His hand went down to his belt. “Should only need two. Don’t want to expand too quickly – training a whole team’ll be hard enough even with a grown-up Guts and Crow getting the rhythm down; having a bunch of green Pokémon all at once would take…” He grimaced. “Way too much time to fix.” His eye drifted to Casca’s own hip, but it was bare; she must be keeping Candy in her purse. “So just one today. What about you? Gonna fill your whole roster?”
“Naw,” she answered as they continued east. “Just one for me too. I already don’t have a lot of time for training.”
He grunted back, and they walked in silence for a bit. You know, the thought came as the peace drew out a touch of introspection. I’ve been pretty focused on the Gym job, I don’t actually know what Casca does during the day. Am I a shitty boyfriend?
The thought was easily as terrifying as the dumb shock he got in the Pokémart, and after a moment’s more thought he determined it was equally stupid. Fuck no. Not talking about work every hour of the day is fucking healthy, actually, and I should probably bring less of that shit home with me. But even having just said that…
“So how’s the parts of the job I’m not around for, huh?” Unlike his coworker's weirdness, this was a mystery he could easily solve just by asking.
“Oh, it’s a lot less exciting than last night,” Casca answered easily. They passed another couple strolling through the afternoon air, the silence comfortable before she continued. “There’s another gang edging in – you’ve heard of the Night Folk?”
Hoshi’s brain turned over itself for a moment, before he burst out in a surprised laugh. “Ha! Those guys? Danny runs rings around them, they’re pathetic.”
Casca smiled, a hint of exasperation flashing in her blue eyes – not aimed at him, thankfully. “Oh, I wish. We’re not trying to outsell them, we’re trying to run them off – and that’s a lot harder.” She skipped, turning to walk backwards as the wilderness – if Route 11 could be called such – approached. “Oddish can grow basically anywhere, they’re weeds.
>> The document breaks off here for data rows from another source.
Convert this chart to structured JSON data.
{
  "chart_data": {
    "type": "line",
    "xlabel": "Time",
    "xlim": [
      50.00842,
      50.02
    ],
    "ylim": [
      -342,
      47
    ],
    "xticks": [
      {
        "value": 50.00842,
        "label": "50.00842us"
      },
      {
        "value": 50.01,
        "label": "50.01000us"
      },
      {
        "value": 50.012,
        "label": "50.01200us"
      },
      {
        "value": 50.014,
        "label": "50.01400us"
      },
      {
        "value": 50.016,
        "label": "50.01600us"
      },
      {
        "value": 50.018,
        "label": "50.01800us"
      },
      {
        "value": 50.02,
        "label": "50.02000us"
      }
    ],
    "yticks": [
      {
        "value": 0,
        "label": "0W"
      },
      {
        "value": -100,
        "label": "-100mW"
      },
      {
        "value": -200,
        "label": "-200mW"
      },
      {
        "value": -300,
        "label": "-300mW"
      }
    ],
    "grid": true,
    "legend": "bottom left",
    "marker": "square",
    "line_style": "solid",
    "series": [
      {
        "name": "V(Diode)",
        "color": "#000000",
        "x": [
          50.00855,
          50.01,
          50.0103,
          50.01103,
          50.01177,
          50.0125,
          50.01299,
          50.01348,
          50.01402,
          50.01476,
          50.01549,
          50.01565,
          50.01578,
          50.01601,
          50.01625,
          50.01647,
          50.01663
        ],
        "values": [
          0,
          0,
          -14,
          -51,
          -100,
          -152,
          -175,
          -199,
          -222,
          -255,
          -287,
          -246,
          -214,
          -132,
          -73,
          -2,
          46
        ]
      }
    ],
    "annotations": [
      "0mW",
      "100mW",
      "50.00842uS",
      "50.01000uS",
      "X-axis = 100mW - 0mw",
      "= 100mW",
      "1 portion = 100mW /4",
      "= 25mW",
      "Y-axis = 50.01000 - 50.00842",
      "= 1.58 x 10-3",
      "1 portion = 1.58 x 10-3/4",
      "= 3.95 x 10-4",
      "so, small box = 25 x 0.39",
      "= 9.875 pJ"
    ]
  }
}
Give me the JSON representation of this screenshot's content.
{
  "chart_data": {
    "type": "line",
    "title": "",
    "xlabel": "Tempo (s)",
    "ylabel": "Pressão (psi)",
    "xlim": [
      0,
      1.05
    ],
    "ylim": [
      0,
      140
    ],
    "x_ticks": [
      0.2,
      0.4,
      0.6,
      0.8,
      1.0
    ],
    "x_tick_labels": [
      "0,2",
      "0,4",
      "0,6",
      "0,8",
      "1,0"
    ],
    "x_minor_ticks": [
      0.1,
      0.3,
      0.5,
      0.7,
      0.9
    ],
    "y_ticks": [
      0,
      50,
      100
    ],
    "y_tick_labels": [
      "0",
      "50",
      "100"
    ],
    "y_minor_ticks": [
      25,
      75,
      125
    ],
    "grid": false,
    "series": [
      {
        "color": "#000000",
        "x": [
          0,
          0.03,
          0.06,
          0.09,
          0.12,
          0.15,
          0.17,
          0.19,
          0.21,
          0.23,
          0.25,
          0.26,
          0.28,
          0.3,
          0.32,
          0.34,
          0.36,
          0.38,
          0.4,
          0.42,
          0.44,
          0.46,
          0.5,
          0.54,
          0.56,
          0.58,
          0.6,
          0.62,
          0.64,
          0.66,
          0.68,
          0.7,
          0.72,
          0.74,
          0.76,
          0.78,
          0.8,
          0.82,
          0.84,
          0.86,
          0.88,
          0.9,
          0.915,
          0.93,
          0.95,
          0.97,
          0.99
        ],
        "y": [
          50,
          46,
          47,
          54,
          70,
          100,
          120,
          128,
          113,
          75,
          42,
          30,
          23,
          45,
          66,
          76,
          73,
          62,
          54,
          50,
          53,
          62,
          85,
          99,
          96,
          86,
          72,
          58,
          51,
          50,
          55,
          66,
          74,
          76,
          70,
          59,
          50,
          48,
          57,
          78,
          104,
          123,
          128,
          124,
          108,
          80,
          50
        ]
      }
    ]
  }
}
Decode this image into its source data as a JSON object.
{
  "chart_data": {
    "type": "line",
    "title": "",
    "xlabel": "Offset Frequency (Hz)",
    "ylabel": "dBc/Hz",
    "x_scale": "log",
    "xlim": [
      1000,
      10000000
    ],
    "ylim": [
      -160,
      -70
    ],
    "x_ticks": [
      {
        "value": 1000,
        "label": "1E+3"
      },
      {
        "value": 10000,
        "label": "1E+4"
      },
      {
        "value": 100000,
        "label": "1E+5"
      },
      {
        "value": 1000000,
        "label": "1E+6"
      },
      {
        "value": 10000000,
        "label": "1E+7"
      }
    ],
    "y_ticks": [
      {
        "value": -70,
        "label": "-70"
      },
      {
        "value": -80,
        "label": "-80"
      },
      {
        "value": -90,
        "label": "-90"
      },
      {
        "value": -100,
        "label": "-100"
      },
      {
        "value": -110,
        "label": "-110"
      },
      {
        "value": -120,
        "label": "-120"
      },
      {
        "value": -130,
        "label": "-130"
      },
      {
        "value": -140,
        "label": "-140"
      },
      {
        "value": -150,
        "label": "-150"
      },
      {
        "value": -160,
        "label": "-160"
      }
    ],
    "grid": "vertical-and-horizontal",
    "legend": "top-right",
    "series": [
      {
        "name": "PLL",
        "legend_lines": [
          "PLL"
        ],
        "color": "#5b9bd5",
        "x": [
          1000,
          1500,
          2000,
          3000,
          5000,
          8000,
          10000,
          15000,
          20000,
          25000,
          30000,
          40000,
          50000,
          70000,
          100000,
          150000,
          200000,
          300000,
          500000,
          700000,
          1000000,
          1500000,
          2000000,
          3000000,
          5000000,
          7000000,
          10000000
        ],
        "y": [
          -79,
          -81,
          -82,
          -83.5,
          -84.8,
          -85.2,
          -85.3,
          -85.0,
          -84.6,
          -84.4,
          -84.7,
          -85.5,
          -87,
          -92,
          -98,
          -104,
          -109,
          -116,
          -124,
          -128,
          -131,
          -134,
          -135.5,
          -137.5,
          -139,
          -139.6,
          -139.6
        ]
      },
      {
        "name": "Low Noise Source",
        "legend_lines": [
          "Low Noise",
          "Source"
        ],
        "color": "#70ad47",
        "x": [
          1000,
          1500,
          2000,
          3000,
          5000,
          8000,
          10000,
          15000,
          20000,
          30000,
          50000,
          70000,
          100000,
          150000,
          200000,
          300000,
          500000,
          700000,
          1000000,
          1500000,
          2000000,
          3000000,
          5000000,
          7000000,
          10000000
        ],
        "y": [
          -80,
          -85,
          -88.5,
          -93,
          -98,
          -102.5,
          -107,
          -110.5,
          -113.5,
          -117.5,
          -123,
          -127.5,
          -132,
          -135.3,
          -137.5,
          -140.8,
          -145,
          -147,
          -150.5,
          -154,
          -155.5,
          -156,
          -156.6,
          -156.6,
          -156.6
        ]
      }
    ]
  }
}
The moment we get enough force in place for a push, they split and put down roots somewhere else. It’s like bailing water out of a sinking ship… But at least it’s not hard, they don’t have access to stones so they top out at gloom and parasect.”
Hoshi nodded distractedly, his eyes forward – scanning for the rest of his grunts, who should be here already. If they made me come out then started without me… “Need help? I’m sure if I ask, the instructors can put us together.”
She made a negative sound. “Don’t bother. We have enough muscle, and it’s a boring slog ninety percent of the time – you’re better off climbing the ranks with another big thing.”
They bumped shoulders, stepping out of Vermilion City together.